Substring search locates occurrences of a pattern p inside a text s. The objective is to find all indices i such that:
s[i : i + m] == pwhere m = len(p).
The choice of algorithm depends on input size, number of queries, and tolerance for probabilistic error.
Problem
Given:
s = "abracadabra"
p = "abra"Return all starting indices:
[0, 7]Baseline: Naive Search
Check every possible starting position.
func NaiveSearch(s, p string) []int {
n := len(s)
m := len(p)
var out []int
for i := 0; i+m <= n; i++ {
match := true
for j := 0; j < m; j++ {
if s[i+j] != p[j] {
match = false
break
}
}
if match {
out = append(out, i)
}
}
return out
}Complexity
Worst case: O(n * m)Works well for small inputs or random data.
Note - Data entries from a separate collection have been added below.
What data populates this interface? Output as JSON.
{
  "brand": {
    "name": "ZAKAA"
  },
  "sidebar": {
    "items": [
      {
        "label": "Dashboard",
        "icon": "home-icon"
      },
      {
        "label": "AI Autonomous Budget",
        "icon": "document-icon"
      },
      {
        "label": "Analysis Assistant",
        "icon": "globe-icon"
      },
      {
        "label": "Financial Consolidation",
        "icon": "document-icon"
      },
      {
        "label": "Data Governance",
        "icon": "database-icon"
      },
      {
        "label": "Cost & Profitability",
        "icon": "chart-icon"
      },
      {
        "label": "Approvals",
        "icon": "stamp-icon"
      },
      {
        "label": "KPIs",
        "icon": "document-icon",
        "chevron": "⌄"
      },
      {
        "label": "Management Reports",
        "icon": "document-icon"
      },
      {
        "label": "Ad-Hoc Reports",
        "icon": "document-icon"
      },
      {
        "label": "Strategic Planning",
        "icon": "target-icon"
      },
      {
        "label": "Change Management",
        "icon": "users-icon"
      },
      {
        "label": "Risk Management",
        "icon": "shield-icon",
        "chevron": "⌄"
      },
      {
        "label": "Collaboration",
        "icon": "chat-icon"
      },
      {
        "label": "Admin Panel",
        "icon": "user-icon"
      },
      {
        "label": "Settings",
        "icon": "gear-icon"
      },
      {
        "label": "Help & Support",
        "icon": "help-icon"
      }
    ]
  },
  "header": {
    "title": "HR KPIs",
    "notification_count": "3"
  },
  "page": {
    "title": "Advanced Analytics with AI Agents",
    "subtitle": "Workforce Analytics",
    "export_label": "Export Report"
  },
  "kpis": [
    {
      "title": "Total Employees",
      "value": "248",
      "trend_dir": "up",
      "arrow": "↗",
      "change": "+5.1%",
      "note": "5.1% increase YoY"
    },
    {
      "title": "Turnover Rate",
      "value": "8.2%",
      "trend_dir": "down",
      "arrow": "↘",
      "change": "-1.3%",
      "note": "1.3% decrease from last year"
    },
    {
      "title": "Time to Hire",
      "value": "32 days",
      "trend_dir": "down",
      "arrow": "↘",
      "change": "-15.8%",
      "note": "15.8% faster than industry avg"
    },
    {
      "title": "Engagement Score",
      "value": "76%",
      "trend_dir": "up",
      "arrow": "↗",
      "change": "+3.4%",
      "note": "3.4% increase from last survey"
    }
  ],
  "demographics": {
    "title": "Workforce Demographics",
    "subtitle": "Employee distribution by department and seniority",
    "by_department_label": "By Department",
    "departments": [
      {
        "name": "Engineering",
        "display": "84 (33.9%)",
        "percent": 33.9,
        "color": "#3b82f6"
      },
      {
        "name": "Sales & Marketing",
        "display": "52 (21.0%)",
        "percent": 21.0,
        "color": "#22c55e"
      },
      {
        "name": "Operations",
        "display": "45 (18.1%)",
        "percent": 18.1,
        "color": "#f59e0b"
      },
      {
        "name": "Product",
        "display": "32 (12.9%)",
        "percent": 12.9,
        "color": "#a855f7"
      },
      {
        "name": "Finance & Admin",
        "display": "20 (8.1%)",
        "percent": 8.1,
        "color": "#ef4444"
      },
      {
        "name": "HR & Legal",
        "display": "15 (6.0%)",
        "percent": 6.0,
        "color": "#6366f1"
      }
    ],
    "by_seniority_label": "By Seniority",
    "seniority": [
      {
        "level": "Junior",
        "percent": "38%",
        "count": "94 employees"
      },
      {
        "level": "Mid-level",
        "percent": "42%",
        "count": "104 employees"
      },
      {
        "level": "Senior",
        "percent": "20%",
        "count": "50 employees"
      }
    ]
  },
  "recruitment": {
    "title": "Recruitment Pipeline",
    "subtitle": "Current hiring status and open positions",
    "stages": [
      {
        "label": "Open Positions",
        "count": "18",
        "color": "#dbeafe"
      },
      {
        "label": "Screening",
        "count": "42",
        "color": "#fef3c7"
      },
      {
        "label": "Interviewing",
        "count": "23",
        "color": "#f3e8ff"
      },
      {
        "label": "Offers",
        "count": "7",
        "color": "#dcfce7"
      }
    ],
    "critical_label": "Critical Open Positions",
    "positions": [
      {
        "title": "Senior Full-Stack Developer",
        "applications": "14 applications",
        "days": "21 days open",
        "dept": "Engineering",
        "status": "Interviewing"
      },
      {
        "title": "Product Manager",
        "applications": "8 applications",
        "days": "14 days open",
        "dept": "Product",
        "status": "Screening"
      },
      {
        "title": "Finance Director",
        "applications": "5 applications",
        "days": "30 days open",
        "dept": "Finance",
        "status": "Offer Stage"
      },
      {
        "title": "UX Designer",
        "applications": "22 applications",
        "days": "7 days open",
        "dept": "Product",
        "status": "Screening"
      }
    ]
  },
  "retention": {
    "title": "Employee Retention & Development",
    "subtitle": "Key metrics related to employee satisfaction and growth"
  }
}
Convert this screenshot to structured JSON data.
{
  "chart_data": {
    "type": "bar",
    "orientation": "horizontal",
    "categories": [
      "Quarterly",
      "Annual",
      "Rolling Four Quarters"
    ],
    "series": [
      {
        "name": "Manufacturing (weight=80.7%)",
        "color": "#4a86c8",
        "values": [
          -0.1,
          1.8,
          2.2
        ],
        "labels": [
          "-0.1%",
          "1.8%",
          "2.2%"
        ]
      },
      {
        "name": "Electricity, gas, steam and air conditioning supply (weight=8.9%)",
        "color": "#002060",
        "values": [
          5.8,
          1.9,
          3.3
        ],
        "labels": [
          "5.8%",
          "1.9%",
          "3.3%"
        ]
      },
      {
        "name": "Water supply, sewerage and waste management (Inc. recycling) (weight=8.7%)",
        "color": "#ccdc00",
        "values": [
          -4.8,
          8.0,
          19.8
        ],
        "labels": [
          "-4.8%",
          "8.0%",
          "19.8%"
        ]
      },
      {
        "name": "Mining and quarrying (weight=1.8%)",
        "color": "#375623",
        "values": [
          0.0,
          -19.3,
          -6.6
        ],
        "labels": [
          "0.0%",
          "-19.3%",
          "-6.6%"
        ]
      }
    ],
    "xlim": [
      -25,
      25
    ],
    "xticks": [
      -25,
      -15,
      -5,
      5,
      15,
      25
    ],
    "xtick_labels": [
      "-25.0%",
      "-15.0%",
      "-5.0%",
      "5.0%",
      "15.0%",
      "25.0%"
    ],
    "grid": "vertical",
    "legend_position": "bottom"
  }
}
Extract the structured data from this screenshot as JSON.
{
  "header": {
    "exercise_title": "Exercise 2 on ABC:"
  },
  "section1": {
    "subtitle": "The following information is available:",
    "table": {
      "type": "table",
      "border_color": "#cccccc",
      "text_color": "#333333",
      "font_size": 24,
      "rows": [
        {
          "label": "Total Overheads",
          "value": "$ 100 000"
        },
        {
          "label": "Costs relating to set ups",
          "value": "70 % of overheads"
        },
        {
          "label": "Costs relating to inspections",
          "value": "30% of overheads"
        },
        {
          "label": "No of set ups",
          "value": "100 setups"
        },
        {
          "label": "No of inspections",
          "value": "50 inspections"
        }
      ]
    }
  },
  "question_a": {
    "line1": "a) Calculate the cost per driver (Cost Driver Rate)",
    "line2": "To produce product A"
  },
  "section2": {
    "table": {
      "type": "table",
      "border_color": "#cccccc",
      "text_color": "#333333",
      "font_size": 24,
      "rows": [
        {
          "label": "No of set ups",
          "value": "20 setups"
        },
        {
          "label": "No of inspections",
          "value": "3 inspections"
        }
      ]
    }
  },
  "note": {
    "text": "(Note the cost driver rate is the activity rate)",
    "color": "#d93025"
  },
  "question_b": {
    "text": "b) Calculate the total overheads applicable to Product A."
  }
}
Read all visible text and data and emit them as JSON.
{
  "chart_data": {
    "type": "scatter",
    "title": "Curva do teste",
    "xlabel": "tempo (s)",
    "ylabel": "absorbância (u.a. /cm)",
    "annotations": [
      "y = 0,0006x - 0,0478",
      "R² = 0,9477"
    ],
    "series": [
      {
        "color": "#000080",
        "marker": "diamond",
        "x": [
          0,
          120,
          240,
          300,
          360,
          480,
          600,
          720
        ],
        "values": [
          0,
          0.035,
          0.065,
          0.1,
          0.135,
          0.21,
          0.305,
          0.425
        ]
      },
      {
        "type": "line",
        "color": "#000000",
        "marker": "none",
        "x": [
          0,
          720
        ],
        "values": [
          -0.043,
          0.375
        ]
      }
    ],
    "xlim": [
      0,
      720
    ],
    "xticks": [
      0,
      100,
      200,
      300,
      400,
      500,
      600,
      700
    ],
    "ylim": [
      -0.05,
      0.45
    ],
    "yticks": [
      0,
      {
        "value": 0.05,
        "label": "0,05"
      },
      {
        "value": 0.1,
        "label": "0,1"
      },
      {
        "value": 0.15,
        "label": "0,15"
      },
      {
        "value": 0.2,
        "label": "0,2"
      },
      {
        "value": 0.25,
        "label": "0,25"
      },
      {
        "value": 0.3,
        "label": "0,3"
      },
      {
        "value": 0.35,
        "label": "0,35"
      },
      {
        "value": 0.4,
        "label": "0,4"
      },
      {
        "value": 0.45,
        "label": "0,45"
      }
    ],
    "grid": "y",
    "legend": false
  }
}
Performs poorly on repetitive inputs like "aaaaaa...".
Knuth-Morris-Pratt (KMP)
KMP avoids rechecking characters by preprocessing the pattern.
Idea
Build an array lps (longest prefix which is also suffix).
When a mismatch occurs, use lps to skip ahead.
LPS Construction
func BuildLPS(p string) []int {
m := len(p)
lps := make([]int, m)
length := 0
i := 1
for i < m {
if p[i] == p[length] {
length++
lps[i] = length
i++
} else {
if length != 0 {
length = lps[length-1]
} else {
lps[i] = 0
i++
}
}
}
return lps
}Search
func KMPSearch(s, p string) []int {
n := len(s)
m := len(p)
lps := BuildLPS(p)
var out []int
i, j := 0, 0
for i < n {
if s[i] == p[j] {
i++
j++
}
if j == m {
out = append(out, i-m)
j = lps[j-1]
} else if i < n && s[i] != p[j] {
if j != 0 {
j = lps[j-1]
} else {
i++
}
}
}
return out
}Invariant
At each step, p[0:j] matches s[i-j : i]When mismatch occurs, lps[j-1] gives the next valid prefix length.
Complexity
Time: O(n + m)
Space: O(m)Rabin-Karp (Rolling Hash)
Use hashing to compare substrings in constant time.
Idea
Compute hash of pattern and rolling hash of substrings of s.
If hashes match, verify to avoid collisions.
Implementation
func RabinKarp(s, p string) []int {
n := len(s)
m := len(p)
if m == 0 || m > n {
return nil
}
const base = 256
const mod = 1_000_000_007
var h, ph, power int
power = 1
for i := 0; i < m-1; i++ {
power = (power * base) % mod
}
for i := 0; i < m; i++ {
h = (h*base + int(s[i])) % mod
ph = (ph*base + int(p[i])) % mod
}
var out []int
for i := 0; i <= n-m; i++ {
if h == ph {
if s[i:i+m] == p {
out = append(out, i)
}
}
if i < n-m {
h = (h - int(s[i])*power%mod + mod) % mod
h = (h*base + int(s[i+m])) % mod
}
}
return out
}Complexity
Average: O(n + m)
Worst: O(n * m) (due to collisions)Z Algorithm
Build an array Z where Z[i] is the length of the longest substring starting at i that matches the prefix.
Apply it to:
p + "#" + sMatches occur where Z[i] == len(p).
Key Property
Z[i] = length of match between s[i:] and s[0:]Complexity
Time: O(n + m)
Space: O(n + m)When to Use What
| Method | Time | Space | Notes |
|---|---|---|---|
| Naive | O(n*m) | O(1) | Simple, small inputs |
| KMP | O(n+m) | O(m) | Deterministic, no backtracking |
| Rabin-Karp | O(n+m) avg | O(1) | Good for multiple patterns |
| Z algorithm | O(n+m) | O(n) | Clean prefix-based approach |
Multiple Pattern Search
For many patterns, use a trie-based automaton such as Aho-Corasick.
This builds a finite automaton that processes the text in one pass and reports all matches.
Common Pitfalls
Comparing substrings directly in loops leads to quadratic behavior.
Using Rabin-Karp without verifying matches risks false positives.
Incorrect LPS construction breaks KMP silently.
Mixing byte indexing and Unicode characters produces incorrect matches in non-ASCII text.
For large alphabets, hash base selection affects collision rate.
Design Pattern
Substring search reduces to:
- A representation of partial matches
- A rule for advancing on mismatch
- A way to avoid rechecking previous work
KMP uses prefix structure. Rabin-Karp uses hashing. Z uses prefix comparisons.
Takeaway
Efficient substring search avoids redundant comparisons. KMP provides deterministic linear time. Rolling hash offers flexibility for multiple queries. The correct choice depends on constraints: input size, number of patterns, and tolerance for probabilistic behavior.